Ebola Scare Highlights the Uncertain Costs of a Pandemic
Questions loom about who will pay for the fallout of a national health crisis and what kind of impact it could have on credit ratings.
With the arrival of Ebola in the U.S. came public fear, widespread misinformation, and the ever-present danger of contamination and contagion. While the cases have been isolated, the threat of the virus required state and local leaders to assume unprecedented leadership and extreme diplomacy in dealing with the public, the medical community, and even medical suppliers and contractors, who balked at handling blood samples, soiled linens and hospital waste out of fear of the virus.
But when a virus like Ebola hits a jurisdiction, there is a hefty fiscal price as well. In Texas, Dallas County was the first U.S. locality to deal with the sudden challenge of an outbreak. The impact on the budget was not inconsequential. It cost the county a quarter of a million dollars to gut and decontaminate the one small apartment of the nation’s first Ebola victim, Thomas Eric Duncan -- part of the approximately $1 million the county expended in the first weeks of the crisis.
Unlike with some contagions, the un-knowns with Ebola could constitute the gravest challenge. There are surprising gaps in scientists’ knowledge about the virus, including the time it can survive in different environments outside the body. That is information vital to EMTs, solid waste departments, hospitals and clinics, and public and private water and wastewater systems -- as well as public transportation agencies.
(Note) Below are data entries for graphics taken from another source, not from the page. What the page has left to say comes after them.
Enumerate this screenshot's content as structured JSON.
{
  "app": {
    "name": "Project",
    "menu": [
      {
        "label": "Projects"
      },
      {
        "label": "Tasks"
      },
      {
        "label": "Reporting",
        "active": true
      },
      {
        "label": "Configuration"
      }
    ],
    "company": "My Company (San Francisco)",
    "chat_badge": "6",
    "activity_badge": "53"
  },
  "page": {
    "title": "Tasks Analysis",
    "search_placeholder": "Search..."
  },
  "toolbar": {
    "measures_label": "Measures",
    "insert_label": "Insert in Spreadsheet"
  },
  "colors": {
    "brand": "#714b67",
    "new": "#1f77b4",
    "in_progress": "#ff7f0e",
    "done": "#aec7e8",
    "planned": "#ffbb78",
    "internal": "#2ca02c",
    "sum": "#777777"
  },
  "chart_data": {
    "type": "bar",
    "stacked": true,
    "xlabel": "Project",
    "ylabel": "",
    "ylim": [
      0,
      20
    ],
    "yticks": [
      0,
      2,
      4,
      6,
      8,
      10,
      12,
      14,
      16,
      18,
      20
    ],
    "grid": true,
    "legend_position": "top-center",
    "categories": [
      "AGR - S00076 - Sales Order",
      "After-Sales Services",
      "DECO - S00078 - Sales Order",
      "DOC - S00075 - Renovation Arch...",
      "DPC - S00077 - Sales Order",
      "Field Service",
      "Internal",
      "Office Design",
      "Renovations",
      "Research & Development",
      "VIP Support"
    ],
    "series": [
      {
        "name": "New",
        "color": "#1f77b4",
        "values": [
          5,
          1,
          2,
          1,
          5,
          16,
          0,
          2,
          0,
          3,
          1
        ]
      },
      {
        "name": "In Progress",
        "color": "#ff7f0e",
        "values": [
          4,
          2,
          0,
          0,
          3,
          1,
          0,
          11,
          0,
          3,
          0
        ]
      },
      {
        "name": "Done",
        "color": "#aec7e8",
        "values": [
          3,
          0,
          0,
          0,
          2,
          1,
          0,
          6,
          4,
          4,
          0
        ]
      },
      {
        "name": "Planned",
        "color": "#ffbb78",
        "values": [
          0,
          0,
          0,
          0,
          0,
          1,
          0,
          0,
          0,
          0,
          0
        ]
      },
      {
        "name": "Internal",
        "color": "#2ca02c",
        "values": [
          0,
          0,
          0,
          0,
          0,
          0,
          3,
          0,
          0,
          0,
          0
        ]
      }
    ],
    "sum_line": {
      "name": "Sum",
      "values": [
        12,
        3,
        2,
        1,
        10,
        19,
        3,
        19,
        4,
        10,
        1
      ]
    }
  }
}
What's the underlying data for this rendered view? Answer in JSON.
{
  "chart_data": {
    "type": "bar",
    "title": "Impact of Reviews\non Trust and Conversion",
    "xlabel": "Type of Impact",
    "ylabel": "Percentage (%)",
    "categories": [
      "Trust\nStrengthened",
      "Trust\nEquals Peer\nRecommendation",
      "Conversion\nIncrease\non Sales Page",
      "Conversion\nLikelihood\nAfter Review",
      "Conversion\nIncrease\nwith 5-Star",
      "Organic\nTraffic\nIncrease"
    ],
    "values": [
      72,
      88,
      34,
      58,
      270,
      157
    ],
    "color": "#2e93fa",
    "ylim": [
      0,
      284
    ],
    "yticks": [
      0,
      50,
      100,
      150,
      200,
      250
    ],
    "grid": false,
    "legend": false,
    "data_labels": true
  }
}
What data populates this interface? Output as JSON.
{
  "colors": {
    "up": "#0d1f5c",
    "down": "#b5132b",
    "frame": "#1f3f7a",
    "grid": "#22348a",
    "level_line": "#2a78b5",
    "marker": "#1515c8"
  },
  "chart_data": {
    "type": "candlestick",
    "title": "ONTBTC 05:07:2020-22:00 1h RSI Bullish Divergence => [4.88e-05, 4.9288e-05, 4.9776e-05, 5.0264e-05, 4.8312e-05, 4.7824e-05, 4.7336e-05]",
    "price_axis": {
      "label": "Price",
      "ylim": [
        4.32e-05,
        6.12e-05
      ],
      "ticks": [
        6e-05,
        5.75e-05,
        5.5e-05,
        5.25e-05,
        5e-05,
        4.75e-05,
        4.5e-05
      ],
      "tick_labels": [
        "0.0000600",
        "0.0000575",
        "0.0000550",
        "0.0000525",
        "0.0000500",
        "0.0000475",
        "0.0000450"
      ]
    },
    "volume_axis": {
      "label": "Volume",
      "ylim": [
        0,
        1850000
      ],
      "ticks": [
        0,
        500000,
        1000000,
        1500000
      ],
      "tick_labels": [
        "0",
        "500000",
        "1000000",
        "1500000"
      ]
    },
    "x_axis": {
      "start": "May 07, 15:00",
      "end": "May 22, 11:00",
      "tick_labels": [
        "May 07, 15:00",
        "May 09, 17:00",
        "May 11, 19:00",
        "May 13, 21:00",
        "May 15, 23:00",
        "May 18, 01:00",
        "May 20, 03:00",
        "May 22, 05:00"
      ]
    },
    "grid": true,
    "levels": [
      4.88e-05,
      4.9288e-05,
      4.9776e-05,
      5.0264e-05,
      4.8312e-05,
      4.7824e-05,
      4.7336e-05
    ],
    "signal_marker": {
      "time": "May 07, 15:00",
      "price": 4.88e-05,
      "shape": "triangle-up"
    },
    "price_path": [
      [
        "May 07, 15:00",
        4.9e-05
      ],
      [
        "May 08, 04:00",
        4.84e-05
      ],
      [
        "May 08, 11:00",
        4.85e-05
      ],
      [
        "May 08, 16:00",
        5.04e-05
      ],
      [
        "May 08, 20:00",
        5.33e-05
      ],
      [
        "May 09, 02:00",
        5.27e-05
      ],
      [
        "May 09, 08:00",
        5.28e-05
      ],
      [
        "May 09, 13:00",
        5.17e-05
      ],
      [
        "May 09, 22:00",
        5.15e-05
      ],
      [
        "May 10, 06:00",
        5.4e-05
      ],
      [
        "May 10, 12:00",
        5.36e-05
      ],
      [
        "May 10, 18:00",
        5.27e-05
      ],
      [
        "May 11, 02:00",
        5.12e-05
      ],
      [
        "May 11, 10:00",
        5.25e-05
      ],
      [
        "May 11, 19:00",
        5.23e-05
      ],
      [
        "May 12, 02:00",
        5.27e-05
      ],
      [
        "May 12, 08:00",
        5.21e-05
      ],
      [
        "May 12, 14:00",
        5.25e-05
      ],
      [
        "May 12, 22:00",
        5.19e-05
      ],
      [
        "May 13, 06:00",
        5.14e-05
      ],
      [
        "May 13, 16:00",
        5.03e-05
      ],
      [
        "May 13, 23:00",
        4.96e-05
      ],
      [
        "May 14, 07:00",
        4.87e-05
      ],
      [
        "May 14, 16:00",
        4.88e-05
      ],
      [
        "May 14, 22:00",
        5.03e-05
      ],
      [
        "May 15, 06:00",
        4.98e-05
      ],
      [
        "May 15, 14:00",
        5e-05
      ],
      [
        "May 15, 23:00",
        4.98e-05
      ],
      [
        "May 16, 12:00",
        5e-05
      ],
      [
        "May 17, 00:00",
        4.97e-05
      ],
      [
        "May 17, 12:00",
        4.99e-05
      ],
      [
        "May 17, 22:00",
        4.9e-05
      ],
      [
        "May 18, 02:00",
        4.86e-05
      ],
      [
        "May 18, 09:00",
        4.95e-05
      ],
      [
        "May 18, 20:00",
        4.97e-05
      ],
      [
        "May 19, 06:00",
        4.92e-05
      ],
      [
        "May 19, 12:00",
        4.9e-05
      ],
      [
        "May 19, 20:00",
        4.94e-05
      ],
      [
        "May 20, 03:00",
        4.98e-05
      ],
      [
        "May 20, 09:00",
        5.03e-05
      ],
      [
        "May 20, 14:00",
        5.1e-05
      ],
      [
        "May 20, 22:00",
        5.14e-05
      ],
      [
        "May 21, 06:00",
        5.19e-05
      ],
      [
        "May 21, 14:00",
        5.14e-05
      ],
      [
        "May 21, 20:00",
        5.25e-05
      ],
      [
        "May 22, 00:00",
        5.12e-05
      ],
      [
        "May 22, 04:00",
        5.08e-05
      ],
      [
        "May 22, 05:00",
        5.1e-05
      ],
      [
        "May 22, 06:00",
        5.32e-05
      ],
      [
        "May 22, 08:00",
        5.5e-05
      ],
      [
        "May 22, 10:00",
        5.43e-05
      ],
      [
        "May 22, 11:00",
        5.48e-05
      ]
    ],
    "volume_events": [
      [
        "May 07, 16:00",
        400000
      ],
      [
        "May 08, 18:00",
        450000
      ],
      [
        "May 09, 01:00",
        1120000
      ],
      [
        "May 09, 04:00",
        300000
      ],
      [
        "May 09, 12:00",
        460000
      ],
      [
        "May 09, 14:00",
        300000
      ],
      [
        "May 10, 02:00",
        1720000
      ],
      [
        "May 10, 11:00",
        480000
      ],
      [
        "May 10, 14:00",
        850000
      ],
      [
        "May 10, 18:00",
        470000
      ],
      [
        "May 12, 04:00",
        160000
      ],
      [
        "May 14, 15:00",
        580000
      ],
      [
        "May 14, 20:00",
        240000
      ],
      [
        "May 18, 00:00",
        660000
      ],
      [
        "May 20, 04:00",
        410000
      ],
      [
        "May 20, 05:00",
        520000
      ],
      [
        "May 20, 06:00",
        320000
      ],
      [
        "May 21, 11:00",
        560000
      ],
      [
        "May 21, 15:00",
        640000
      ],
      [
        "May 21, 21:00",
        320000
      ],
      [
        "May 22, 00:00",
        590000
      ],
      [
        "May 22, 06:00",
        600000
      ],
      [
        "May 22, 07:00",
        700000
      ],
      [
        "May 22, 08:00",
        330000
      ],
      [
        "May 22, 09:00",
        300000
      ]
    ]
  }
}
Given the breadth of the challenge, it should come as no surprise that two of the nation’s credit rating agencies have begun to look at the near-term fiscal impact of Ebola on various aspects of health infrastructure. Standard & Poor’s notes that “preparedness will be an added financial expense for many providers and it is already affecting senior management time and energy.” Moody’s reduced Texas Health Resources to its “developing” watch list from its previous “positive” outlook. (Texas Health Resources operates Texas Health Presbyterian Hospital in Dallas, where Duncan was treated and died, and where two nurses who treated him contracted the disease.) Presbyterian saw its revenue decline by more than 25 percent in the first 20 days of October, according to financial disclosure statements. Emergency room visits fell by 53 percent, and operating surgeries declined by about 25 percent.
The rating agencies have, to date, struggled to assess the potential credit rating impacts on state and local governments and agencies if the virus does reappear in this country, raising issues with regard to who will pay for what. For instance, will Ebola-related costs be borne by each individual hospital -- public or private -- by the local government, volunteer fire and rescue departments and water and sewer agencies, or will federal dollars be available? Similarly, if hazardous waste disposal problems emerge, who pays for dealing with that?
While the apparent success of state and local efforts to eradicate Ebola in the U.S. provides hope for limiting or even preventing future outbreaks, the task of paying for those millions of dollars of unbudgeted costs looms. So does the core responsibility of financing and managing the quarantines of people who may have been exposed to the virus. Those expenses range from additional police protection to transporting individuals to food delivery. Each traveler to the U.S. from a West African country where Ebola is rampant -- about 150 such people still arrive daily -- will have to be monitored in some fashion for 21 days. For the localities where those travelers arrive or settle, that is, in effect, an unfunded mandate.
Nothing about dealing with the Ebola scare in U.S. jurisdictions is cheap or easy. Everything about it is fraught with danger -- and potential expenses.